Store in an airtight container in the refrigerator for up to 2 days, consuming soon to avoid loss of creaminess. Reheat in a skillet with a little warm water over low heat for 2-3 minutes, stirring to restore texture. Do not freeze after assembly, as the egg sauce separates upon thawing.
How many people does the recipe serve and can I double the quantities?
Yields exactly 6 generous servings in 40 minutes total preparation. To double, multiply all ingredients by 2, using a larger pot for pasta and a wide skillet for sauce, without changing cooking times. Adjust salt by tasting as bacon and parmesan accumulate sodium in extra servings.

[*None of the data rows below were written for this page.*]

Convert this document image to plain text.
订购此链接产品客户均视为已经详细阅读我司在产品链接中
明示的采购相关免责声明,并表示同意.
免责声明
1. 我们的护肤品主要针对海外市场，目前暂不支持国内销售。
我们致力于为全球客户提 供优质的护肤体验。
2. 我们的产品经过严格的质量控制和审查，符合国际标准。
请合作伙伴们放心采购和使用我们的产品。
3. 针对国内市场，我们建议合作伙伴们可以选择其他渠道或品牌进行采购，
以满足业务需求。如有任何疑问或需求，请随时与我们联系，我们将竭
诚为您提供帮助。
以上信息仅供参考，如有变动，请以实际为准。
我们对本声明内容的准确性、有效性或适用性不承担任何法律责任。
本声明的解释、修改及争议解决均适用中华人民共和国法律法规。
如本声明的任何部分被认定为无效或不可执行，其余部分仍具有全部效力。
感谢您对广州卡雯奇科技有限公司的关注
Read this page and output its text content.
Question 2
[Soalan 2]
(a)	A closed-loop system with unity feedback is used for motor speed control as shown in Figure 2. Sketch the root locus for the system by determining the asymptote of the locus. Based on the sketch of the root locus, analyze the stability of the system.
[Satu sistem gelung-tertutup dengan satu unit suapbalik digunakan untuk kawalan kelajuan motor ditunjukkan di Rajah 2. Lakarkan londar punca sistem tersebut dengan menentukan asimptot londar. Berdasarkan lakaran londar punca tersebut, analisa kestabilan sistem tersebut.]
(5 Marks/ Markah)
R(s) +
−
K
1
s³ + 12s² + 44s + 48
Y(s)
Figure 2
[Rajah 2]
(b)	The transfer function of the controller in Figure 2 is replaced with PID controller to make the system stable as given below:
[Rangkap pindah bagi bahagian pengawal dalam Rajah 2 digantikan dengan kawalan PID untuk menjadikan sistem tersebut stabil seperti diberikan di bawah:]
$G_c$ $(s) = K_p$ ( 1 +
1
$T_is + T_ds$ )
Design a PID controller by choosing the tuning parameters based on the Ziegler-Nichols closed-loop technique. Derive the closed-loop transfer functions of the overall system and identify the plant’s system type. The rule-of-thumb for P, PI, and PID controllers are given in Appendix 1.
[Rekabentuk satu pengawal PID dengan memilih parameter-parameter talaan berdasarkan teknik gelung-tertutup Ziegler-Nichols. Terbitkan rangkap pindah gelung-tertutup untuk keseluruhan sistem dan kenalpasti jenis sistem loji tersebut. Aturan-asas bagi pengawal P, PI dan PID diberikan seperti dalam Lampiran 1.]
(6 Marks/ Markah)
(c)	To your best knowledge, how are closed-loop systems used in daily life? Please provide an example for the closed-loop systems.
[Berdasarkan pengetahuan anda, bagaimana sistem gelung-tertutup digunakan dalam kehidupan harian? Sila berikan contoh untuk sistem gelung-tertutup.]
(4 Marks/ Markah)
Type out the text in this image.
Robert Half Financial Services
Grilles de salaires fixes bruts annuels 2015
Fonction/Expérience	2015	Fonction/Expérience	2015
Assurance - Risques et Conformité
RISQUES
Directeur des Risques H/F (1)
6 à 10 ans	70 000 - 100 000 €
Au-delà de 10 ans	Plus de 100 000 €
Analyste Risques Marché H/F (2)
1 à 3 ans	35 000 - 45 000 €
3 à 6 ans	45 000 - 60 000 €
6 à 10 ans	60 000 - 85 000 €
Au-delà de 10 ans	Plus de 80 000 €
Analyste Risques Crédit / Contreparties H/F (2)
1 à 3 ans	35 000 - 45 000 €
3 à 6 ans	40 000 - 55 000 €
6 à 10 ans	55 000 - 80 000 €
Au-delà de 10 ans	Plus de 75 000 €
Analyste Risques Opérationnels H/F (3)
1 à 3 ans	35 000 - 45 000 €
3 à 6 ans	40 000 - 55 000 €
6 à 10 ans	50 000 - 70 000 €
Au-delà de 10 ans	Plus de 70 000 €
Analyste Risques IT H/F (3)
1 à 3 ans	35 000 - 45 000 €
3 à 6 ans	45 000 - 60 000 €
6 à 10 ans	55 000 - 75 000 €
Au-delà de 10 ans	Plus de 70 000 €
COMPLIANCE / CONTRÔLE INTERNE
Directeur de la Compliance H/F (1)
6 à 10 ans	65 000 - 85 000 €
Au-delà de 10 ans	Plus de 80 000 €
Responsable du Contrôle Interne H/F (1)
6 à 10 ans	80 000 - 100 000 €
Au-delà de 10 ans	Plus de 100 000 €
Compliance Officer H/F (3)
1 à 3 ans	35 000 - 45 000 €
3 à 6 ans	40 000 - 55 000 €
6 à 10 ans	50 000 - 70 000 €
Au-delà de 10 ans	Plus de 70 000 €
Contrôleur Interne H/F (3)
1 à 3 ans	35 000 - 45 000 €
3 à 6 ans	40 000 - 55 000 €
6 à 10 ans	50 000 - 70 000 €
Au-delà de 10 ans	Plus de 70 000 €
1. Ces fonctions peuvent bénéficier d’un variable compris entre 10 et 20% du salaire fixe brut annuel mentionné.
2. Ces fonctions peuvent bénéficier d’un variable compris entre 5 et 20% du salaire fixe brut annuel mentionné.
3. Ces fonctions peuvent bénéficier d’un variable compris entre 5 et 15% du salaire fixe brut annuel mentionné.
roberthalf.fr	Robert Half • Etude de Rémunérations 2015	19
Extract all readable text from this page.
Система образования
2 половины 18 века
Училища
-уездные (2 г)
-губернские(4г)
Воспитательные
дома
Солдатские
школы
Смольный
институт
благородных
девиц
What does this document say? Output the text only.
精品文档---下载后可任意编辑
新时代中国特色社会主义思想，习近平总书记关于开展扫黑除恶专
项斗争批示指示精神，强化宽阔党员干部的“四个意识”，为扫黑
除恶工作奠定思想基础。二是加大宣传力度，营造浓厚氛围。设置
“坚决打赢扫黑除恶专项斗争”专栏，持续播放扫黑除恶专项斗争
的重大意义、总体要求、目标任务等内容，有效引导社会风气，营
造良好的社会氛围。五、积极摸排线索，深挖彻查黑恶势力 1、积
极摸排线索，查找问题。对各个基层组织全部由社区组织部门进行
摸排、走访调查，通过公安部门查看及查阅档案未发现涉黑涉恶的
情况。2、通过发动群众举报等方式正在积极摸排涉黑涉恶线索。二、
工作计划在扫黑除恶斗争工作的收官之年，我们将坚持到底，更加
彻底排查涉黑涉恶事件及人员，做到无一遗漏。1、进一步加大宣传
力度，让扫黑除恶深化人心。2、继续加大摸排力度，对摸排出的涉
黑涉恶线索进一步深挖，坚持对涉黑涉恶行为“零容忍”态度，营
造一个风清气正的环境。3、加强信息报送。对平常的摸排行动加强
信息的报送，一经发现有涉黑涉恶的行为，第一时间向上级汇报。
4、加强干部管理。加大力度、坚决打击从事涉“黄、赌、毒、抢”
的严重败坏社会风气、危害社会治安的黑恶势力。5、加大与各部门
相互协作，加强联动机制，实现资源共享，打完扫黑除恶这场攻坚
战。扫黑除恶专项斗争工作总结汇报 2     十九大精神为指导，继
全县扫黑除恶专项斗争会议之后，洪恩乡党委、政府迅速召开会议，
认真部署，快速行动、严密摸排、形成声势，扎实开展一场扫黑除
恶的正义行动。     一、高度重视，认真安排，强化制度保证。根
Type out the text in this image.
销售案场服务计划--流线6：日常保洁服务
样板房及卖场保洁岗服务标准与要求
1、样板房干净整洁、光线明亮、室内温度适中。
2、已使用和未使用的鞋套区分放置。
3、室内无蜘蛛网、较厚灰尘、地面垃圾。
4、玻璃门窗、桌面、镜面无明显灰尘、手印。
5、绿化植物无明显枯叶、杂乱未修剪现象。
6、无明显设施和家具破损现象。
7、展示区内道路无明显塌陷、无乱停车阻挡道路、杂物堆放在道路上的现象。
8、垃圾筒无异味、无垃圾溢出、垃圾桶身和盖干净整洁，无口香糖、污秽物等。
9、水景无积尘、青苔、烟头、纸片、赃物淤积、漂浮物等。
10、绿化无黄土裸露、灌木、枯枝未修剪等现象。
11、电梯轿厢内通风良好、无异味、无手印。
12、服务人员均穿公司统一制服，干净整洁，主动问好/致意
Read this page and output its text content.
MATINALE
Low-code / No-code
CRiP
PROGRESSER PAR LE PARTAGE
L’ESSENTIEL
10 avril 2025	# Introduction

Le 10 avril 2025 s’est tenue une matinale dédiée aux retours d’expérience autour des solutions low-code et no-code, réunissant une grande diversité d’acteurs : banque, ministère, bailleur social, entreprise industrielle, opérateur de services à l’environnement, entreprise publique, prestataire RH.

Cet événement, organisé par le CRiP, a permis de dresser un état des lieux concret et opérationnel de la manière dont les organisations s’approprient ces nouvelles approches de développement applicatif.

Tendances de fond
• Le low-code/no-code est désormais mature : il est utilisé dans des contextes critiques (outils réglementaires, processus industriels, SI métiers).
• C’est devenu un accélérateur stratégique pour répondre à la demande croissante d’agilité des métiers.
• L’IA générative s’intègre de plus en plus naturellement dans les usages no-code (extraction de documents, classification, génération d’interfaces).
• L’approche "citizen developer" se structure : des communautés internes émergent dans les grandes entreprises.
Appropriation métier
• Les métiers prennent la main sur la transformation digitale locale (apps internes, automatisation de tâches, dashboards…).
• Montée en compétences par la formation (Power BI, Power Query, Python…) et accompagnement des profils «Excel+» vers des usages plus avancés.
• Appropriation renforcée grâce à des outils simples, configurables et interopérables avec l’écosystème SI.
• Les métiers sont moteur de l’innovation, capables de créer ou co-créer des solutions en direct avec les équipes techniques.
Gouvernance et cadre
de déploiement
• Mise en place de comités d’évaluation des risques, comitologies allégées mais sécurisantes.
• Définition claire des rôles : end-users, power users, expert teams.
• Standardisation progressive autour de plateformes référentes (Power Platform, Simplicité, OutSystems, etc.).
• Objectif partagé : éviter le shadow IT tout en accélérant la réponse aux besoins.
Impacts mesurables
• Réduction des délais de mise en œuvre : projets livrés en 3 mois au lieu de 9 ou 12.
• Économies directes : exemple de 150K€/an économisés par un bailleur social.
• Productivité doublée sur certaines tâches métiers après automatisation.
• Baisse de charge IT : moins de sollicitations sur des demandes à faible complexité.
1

Why did my sauce turn out dry or bland?
This happens if the bacon is cooked on too high heat, burning the fat instead of melting it slowly for 5 minutes. Reserve ravioli cooking water (½ cup) to dilute and cream with butter and parmesan. Always season with oregano and pepper after tasting, balancing the umami from the diluted chicken broth.
Do I need special equipment to make this recipe?
No, a large pot to boil the half kilo of ravioli and a skillet to sauté are enough, with an improvised strainer like a colander. Bowl to beat eggs and silicone spatula facilitate, but a wooden spoon substitutes perfectly. Focus on controlled heat for success in the always 40-minute preparation.